On the basis of Middlesea’s Rights Issue Prospectus published on 20 November 2009 and the subsequent announcement that revealed a deteriorating situation at the Group’s Italian subsidiary Progress Assicurazioni, BOV expects to report a negative charge with respect to the financial performance of its associate company.
On the Balance Sheet side the Bank continues to experience further growth in its deposit base whilst also continuing to provide credit to the economy in a responsible manner.

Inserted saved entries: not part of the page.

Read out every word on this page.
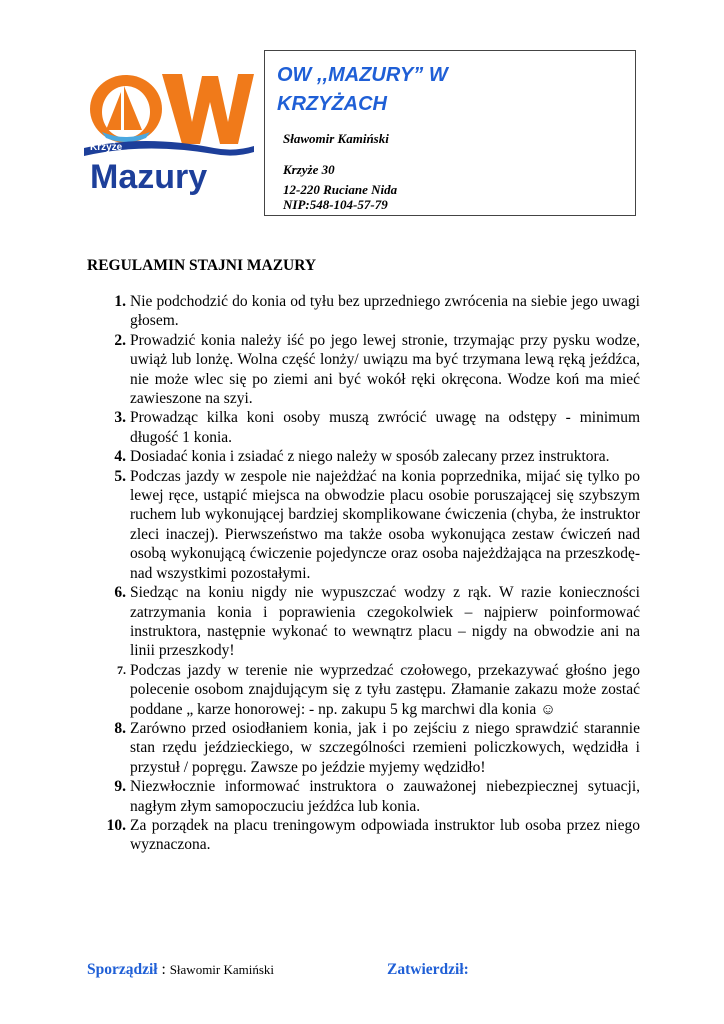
Krzyże
Mazury
OW ,,MAZURY” W
KRZYŻACH

Sławomir Kamiński

Krzyże 30

12-220 Ruciane Nida

NIP:548-104-57-79

REGULAMIN STAJNI MAZURY
1. Nie podchodzić do konia od tyłu bez uprzedniego zwrócenia na siebie jego uwagi głosem.
2. Prowadzić konia należy iść po jego lewej stronie, trzymając przy pysku wodze, uwiąż lub lonżę. Wolna część lonży/ uwiązu ma być trzymana lewą ręką jeźdźca, nie może wlec się po ziemi ani być wokół ręki okręcona. Wodze koń ma mieć zawieszone na szyi.
3. Prowadząc kilka koni osoby muszą zwrócić uwagę na odstępy - minimum długość 1 konia.
4. Dosiadać konia i zsiadać z niego należy w sposób zalecany przez instruktora.
5. Podczas jazdy w zespole nie najeżdżać na konia poprzednika, mijać się tylko po lewej ręce, ustąpić miejsca na obwodzie placu osobie poruszającej się szybszym ruchem lub wykonującej bardziej skomplikowane ćwiczenia (chyba, że instruktor zleci inaczej). Pierwszeństwo ma także osoba wykonująca zestaw ćwiczeń nad osobą wykonującą ćwiczenie pojedyncze oraz osoba najeżdżająca na przeszkodę- nad wszystkimi pozostałymi.
6. Siedząc na koniu nigdy nie wypuszczać wodzy z rąk. W razie konieczności zatrzymania konia i poprawienia czegokolwiek – najpierw poinformować instruktora, następnie wykonać to wewnątrz placu – nigdy na obwodzie ani na linii przeszkody!
7. Podczas jazdy w terenie nie wyprzedzać czołowego, przekazywać głośno jego polecenie osobom znajdującym się z tyłu zastępu. Złamanie zakazu może zostać poddane „ karze honorowej: - np. zakupu 5 kg marchwi dla konia ☺
8. Zarówno przed osiodłaniem konia, jak i po zejściu z niego sprawdzić starannie stan rzędu jeździeckiego, w szczególności rzemieni policzkowych, wędzidła i przystuł / popręgu. Zawsze po jeździe myjemy wędzidło!
9. Niezwłocznie informować instruktora o zauważonej niebezpiecznej sytuacji, nagłym złym samopoczuciu jeźdźca lub konia.
10. Za porządek na placu treningowym odpowiada instruktor lub osoba przez niego wyznaczona.
Sporządził : Sławomir Kamiński	Zatwierdził:
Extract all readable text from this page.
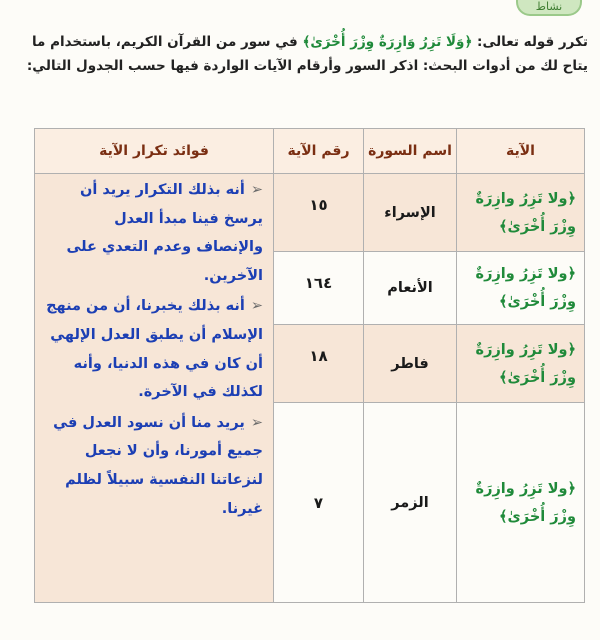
نشاط
تكرر قوله تعالى: ﴿وَلَا تَزِرُ وَازِرَةٌ وِزْرَ أُخْرَىٰ﴾ في سور من القرآن الكريم، باستخدام ما يتاح لك من أدوات البحث: اذكر السور وأرقام الآيات الواردة فيها حسب الجدول التالي:
الآية	اسم السورة	رقم الآية	فوائد تكرار الآية
﴿ولا تَزِرُ وازِرَةٌ وِزْرَ أُخْرَىٰ﴾	الإسراء	١٥	➢أنه بذلك التكرار يريد أن يرسخ فينا مبدأ العدل والإنصاف وعدم التعدي على الآخرين.

➢أنه بذلك يخبرنا، أن من منهج الإسلام أن يطبق العدل الإلهي أن كان في هذه الدنيا، وأنه لكذلك في الآخرة.

➢يريد منا أن نسود العدل في جميع أمورنا، وأن لا نجعل لنزعاتنا النفسية سبيلاً لظلم غيرنا.

﴿ولا تَزِرُ وازِرَةٌ وِزْرَ أُخْرَىٰ﴾	الأنعام	١٦٤	
﴿ولا تَزِرُ وازِرَةٌ وِزْرَ أُخْرَىٰ﴾	فاطر	١٨	
﴿ولا تَزِرُ وازِرَةٌ وِزْرَ أُخْرَىٰ﴾	الزمر	٧	
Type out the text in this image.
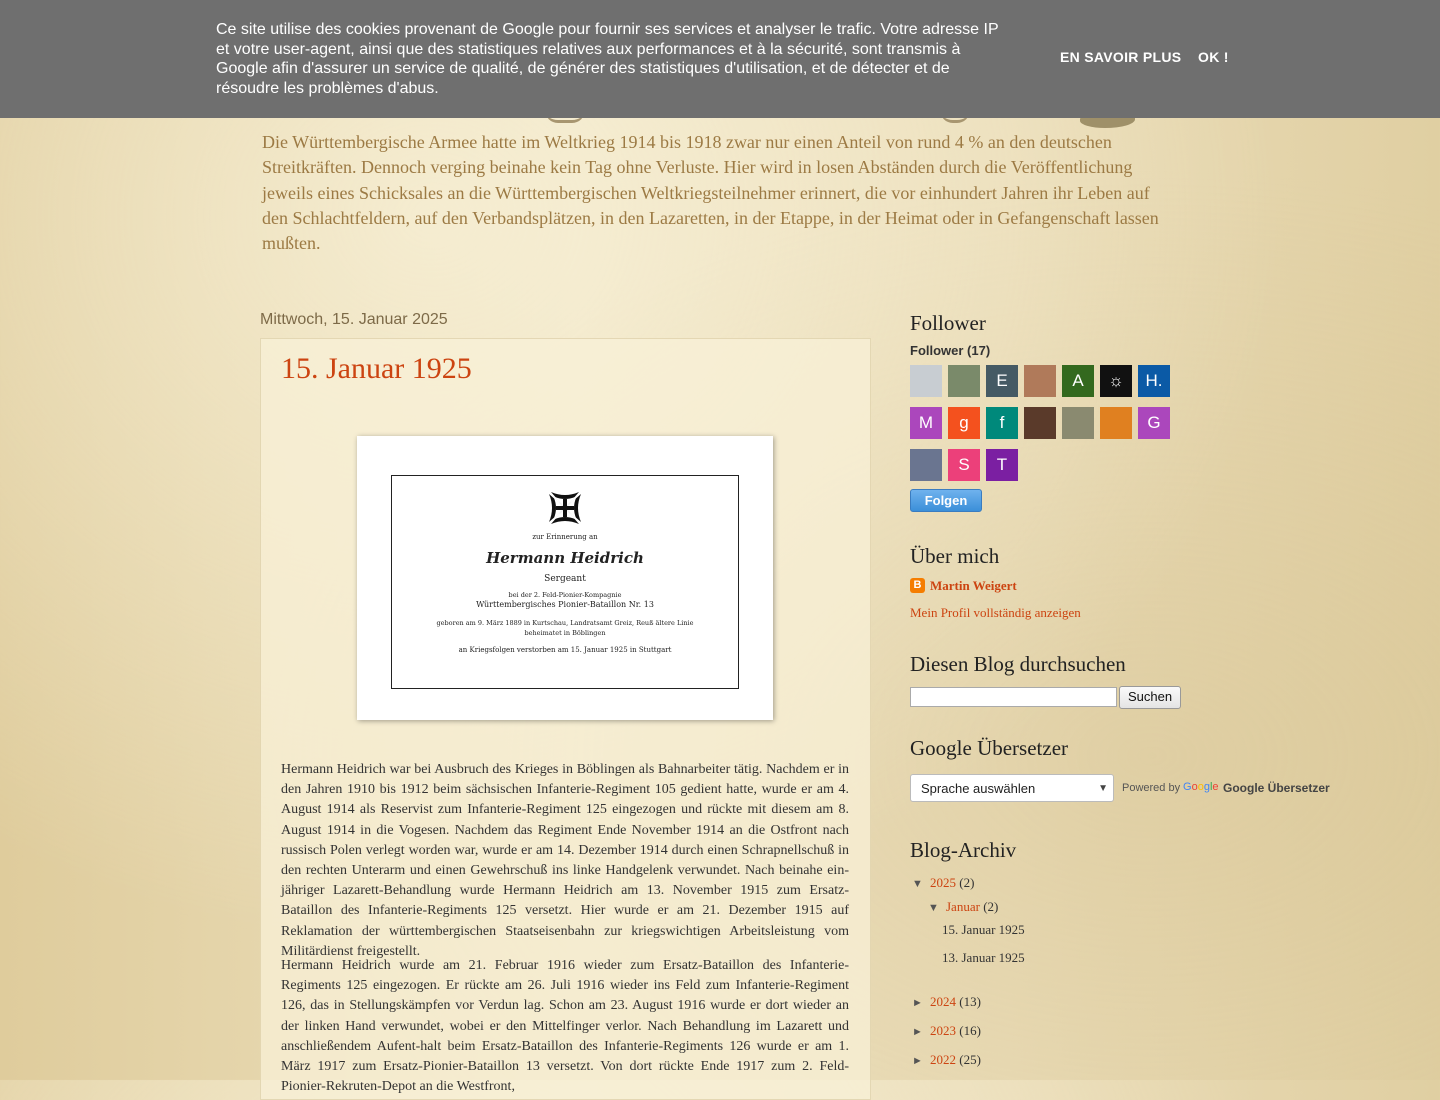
Ce site utilise des cookies provenant de Google pour fournir ses services et analyser le trafic. Votre adresse IP et votre user-agent, ainsi que des statistiques relatives aux performances et à la sécurité, sont transmis à Google afin d'assurer un service de qualité, de générer des statistiques d'utilisation, et de détecter et de résoudre les problèmes d'abus.
EN SAVOIR PLUS OK !
Die Württembergische Armee hatte im Weltkrieg 1914 bis 1918 zwar nur einen Anteil von rund 4 % an den deutschen Streitkräften. Dennoch verging beinahe kein Tag ohne Verluste. Hier wird in losen Abständen durch die Veröffentlichung jeweils eines Schicksales an die Württembergischen Weltkriegsteilnehmer erinnert, die vor einhundert Jahren ihr Leben auf den Schlachtfeldern, auf den Verbandsplätzen, in den Lazaretten, in der Etappe, in der Heimat oder in Gefangenschaft lassen mußten.
Mittwoch, 15. Januar 2025
15. Januar 1925
zur Erinnerung an
Hermann Heidrich
Sergeant
bei der 2. Feld-Pionier-Kompagnie
Württembergisches Pionier-Bataillon Nr. 13
geboren am 9. März 1889 in Kurtschau, Landratsamt Greiz, Reuß ältere Linie
beheimatet in Böblingen
an Kriegsfolgen verstorben am 15. Januar 1925 in Stuttgart
Hermann Heidrich war bei Ausbruch des Krieges in Böblingen als Bahnarbeiter tätig. Nachdem er in den Jahren 1910 bis 1912 beim sächsischen Infanterie-Regiment 105 gedient hatte, wurde er am 4. August 1914 als Reservist zum Infanterie-Regiment 125 eingezogen und rückte mit diesem am 8. August 1914 in die Vogesen. Nachdem das Regiment Ende November 1914 an die Ostfront nach russisch Polen verlegt worden war, wurde er am 14. Dezember 1914 durch einen Schrapnellschuß in den rechten Unterarm und einen Gewehrschuß ins linke Handgelenk verwundet. Nach beinahe ein-jähriger Lazarett-Behandlung wurde Hermann Heidrich am 13. November 1915 zum Ersatz-Bataillon des Infanterie-Regiments 125 versetzt. Hier wurde er am 21. Dezember 1915 auf Reklamation der württembergischen Staatseisenbahn zur kriegswichtigen Arbeitsleistung vom Militärdienst freigestellt.
Hermann Heidrich wurde am 21. Februar 1916 wieder zum Ersatz-Bataillon des Infanterie-Regiments 125 eingezogen. Er rückte am 26. Juli 1916 wieder ins Feld zum Infanterie-Regiment 126, das in Stellungskämpfen vor Verdun lag. Schon am 23. August 1916 wurde er dort wieder an der linken Hand verwundet, wobei er den Mittelfinger verlor. Nach Behandlung im Lazarett und anschließendem Aufent-halt beim Ersatz-Bataillon des Infanterie-Regiments 126 wurde er am 1. März 1917 zum Ersatz-Pionier-Bataillon 13 versetzt. Von dort rückte Ende 1917 zum 2. Feld-Pionier-Rekruten-Depot an die Westfront,
Follower
Follower (17)
E	A	☼	H.
M	g	f	G
S	T
Folgen
Über mich
B Martin Weigert
Mein Profil vollständig anzeigen
Diesen Blog durchsuchen
Suchen
Google Übersetzer
Sprache auswählen	▼ Powered by Google Google Übersetzer
Blog-Archiv
▼ 2025 (2)
▼ Januar (2)
15. Januar 1925
13. Januar 1925
► 2024 (13)
► 2023 (16)
► 2022 (25)
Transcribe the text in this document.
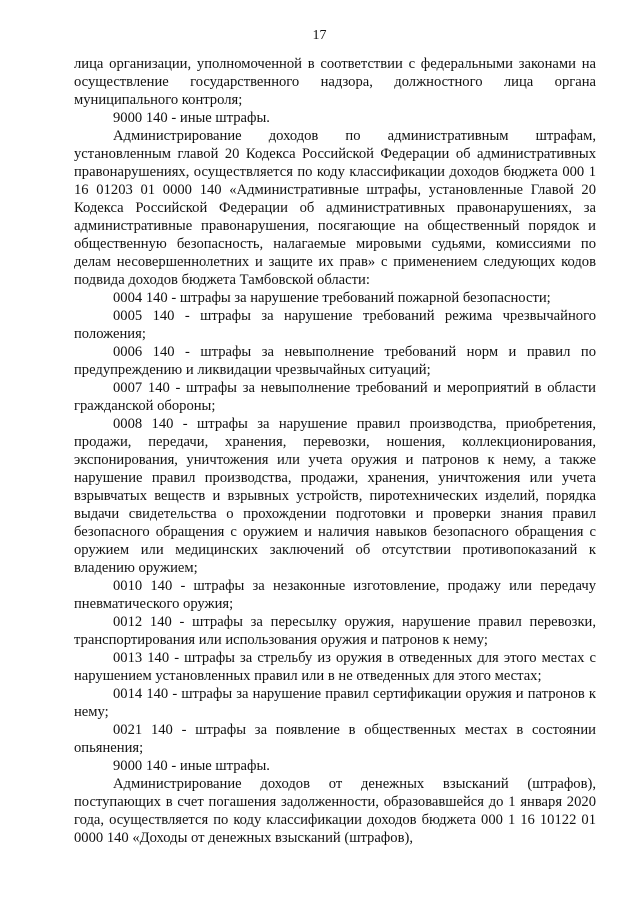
17

лица организации, уполномоченной в соответствии с федеральными законами на осуществление государственного надзора, должностного лица органа муниципального контроля;

9000 140 - иные штрафы.

Администрирование доходов по административным штрафам, установленным главой 20 Кодекса Российской Федерации об административных правонарушениях, осуществляется по коду классификации доходов бюджета 000 1 16 01203 01 0000 140 «Административные штрафы, установленные Главой 20 Кодекса Российской Федерации об административных правонарушениях, за административные правонарушения, посягающие на общественный порядок и общественную безопасность, налагаемые мировыми судьями, комиссиями по делам несовершеннолетних и защите их прав» с применением следующих кодов подвида доходов бюджета Тамбовской области:

0004 140 - штрафы за нарушение требований пожарной безопасности;

0005 140 - штрафы за нарушение требований режима чрезвычайного положения;

0006 140 - штрафы за невыполнение требований норм и правил по предупреждению и ликвидации чрезвычайных ситуаций;

0007 140 - штрафы за невыполнение требований и мероприятий в области гражданской обороны;

0008 140 - штрафы за нарушение правил производства, приобретения, продажи, передачи, хранения, перевозки, ношения, коллекционирования, экспонирования, уничтожения или учета оружия и патронов к нему, а также нарушение правил производства, продажи, хранения, уничтожения или учета взрывчатых веществ и взрывных устройств, пиротехнических изделий, порядка выдачи свидетельства о прохождении подготовки и проверки знания правил безопасного обращения с оружием и наличия навыков безопасного обращения с оружием или медицинских заключений об отсутствии противопоказаний к владению оружием;

0010 140 - штрафы за незаконные изготовление, продажу или передачу пневматического оружия;

0012 140 - штрафы за пересылку оружия, нарушение правил перевозки, транспортирования или использования оружия и патронов к нему;

0013 140 - штрафы за стрельбу из оружия в отведенных для этого местах с нарушением установленных правил или в не отведенных для этого местах;

0014 140 - штрафы за нарушение правил сертификации оружия и патронов к нему;

0021 140 - штрафы за появление в общественных местах в состоянии опьянения;

9000 140 - иные штрафы.

Администрирование доходов от денежных взысканий (штрафов), поступающих в счет погашения задолженности, образовавшейся до 1 января 2020 года, осуществляется по коду классификации доходов бюджета 000 1 16 10122 01 0000 140 «Доходы от денежных взысканий (штрафов),
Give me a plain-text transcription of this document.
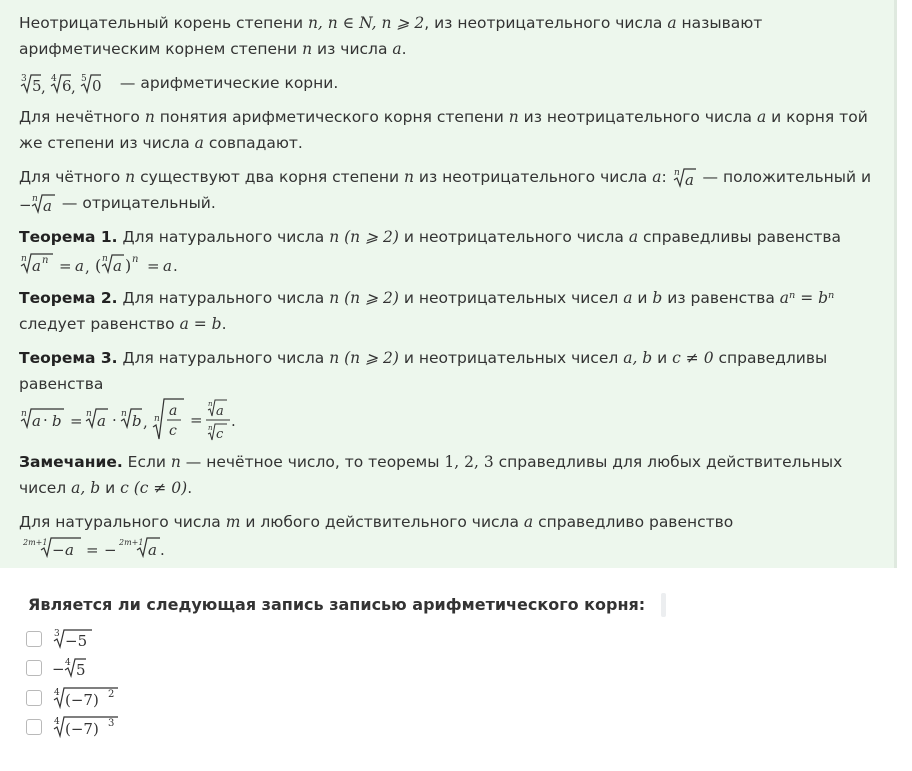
Неотрицательный корень степени n, n ∈ N, n ⩾ 2, из неотрицательного числа a называют арифметическим корнем степени n из числа a.

3 5 , 4 6 , 5 0 — арифметические корни.

Для нечётного n понятия арифметического корня степени n из неотрицательного числа a и корня той же степени из числа a совпадают.

Для чётного n существуют два корня степени n из неотрицательного числа a: n a — положительный и
− n a — отрицательный.

Теорема 1. Для натурального числа n (n ⩾ 2) и неотрицательного числа a справедливы равенства

n a n = a , ( n a ) n = a .

Теорема 2. Для натурального числа n (n ⩾ 2) и неотрицательных чисел a и b из равенства aⁿ = bⁿ следует равенство a = b.

Теорема 3. Для натурального числа n (n ⩾ 2) и неотрицательных чисел a, b и c ≠ 0 справедливы равенства

n a · b = n a · n b , n a
c
=
n a
n c
.

Замечание. Если n — нечётное число, то теоремы 1, 2, 3 справедливы для любых действительных чисел a, b и c (c ≠ 0).

Для натурального числа m и любого действительного числа a справедливо равенство

2m+1 − a = − 2m+1 a .

Является ли следующая запись записью арифметического корня:
3 −5
− 4 5
4 (−7) 2
4 (−7) 3
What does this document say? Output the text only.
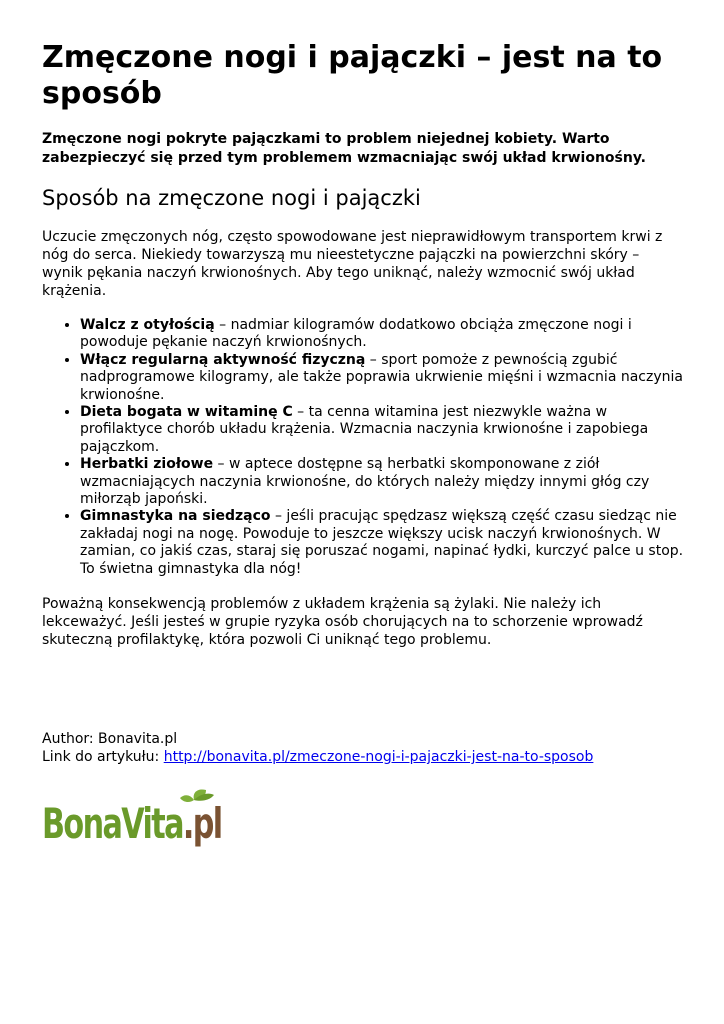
Zmęczone nogi i pajączki – jest na to sposób

Zmęczone nogi pokryte pajączkami to problem niejednej kobiety. Warto zabezpieczyć się przed tym problemem wzmacniając swój układ krwionośny.

Sposób na zmęczone nogi i pajączki

Uczucie zmęczonych nóg, często spowodowane jest nieprawidłowym transportem krwi z nóg do serca. Niekiedy towarzyszą mu nieestetyczne pajączki na powierzchni skóry – wynik pękania naczyń krwionośnych. Aby tego uniknąć, należy wzmocnić swój układ krążenia.

• Walcz z otyłością – nadmiar kilogramów dodatkowo obciąża zmęczone nogi i powoduje pękanie naczyń krwionośnych.
• Włącz regularną aktywność fizyczną – sport pomoże z pewnością zgubić nadprogramowe kilogramy, ale także poprawia ukrwienie mięśni i wzmacnia naczynia krwionośne.
• Dieta bogata w witaminę C – ta cenna witamina jest niezwykle ważna w profilaktyce chorób układu krążenia. Wzmacnia naczynia krwionośne i zapobiega pajączkom.
• Herbatki ziołowe – w aptece dostępne są herbatki skomponowane z ziół wzmacniających naczynia krwionośne, do których należy między innymi głóg czy miłorząb japoński.
• Gimnastyka na siedząco – jeśli pracując spędzasz większą część czasu siedząc nie zakładaj nogi na nogę. Powoduje to jeszcze większy ucisk naczyń krwionośnych. W zamian, co jakiś czas, staraj się poruszać nogami, napinać łydki, kurczyć palce u stop. To świetna gimnastyka dla nóg!

Poważną konsekwencją problemów z układem krążenia są żylaki. Nie należy ich lekceważyć. Jeśli jesteś w grupie ryzyka osób chorujących na to schorzenie wprowadź skuteczną profilaktykę, która pozwoli Ci uniknąć tego problemu.

Author: Bonavita.pl
Link do artykułu: http://bonavita.pl/zmeczone-nogi-i-pajaczki-jest-na-to-sposob
BonaVita.pl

Given the Bank’s prudent funding, asset quality, liquidity and capital ratios have also been maintained.
In conclusion, the Directors stated that in line with the Bank’s intention to use long-term bond issues more frequently as part of its funding programme, BOV will soon approach the market with a new bond issue during the second quarter of their current financial year. This issue which is subject to regulatory approval will coincide with the redemption of the existing €46.6 million 6.15% subordinated bond issue due on 15 March 2010. The Bank explained that this will provide existing bondholders with the opportunity to re-invest their redemption proceeds into the new issue.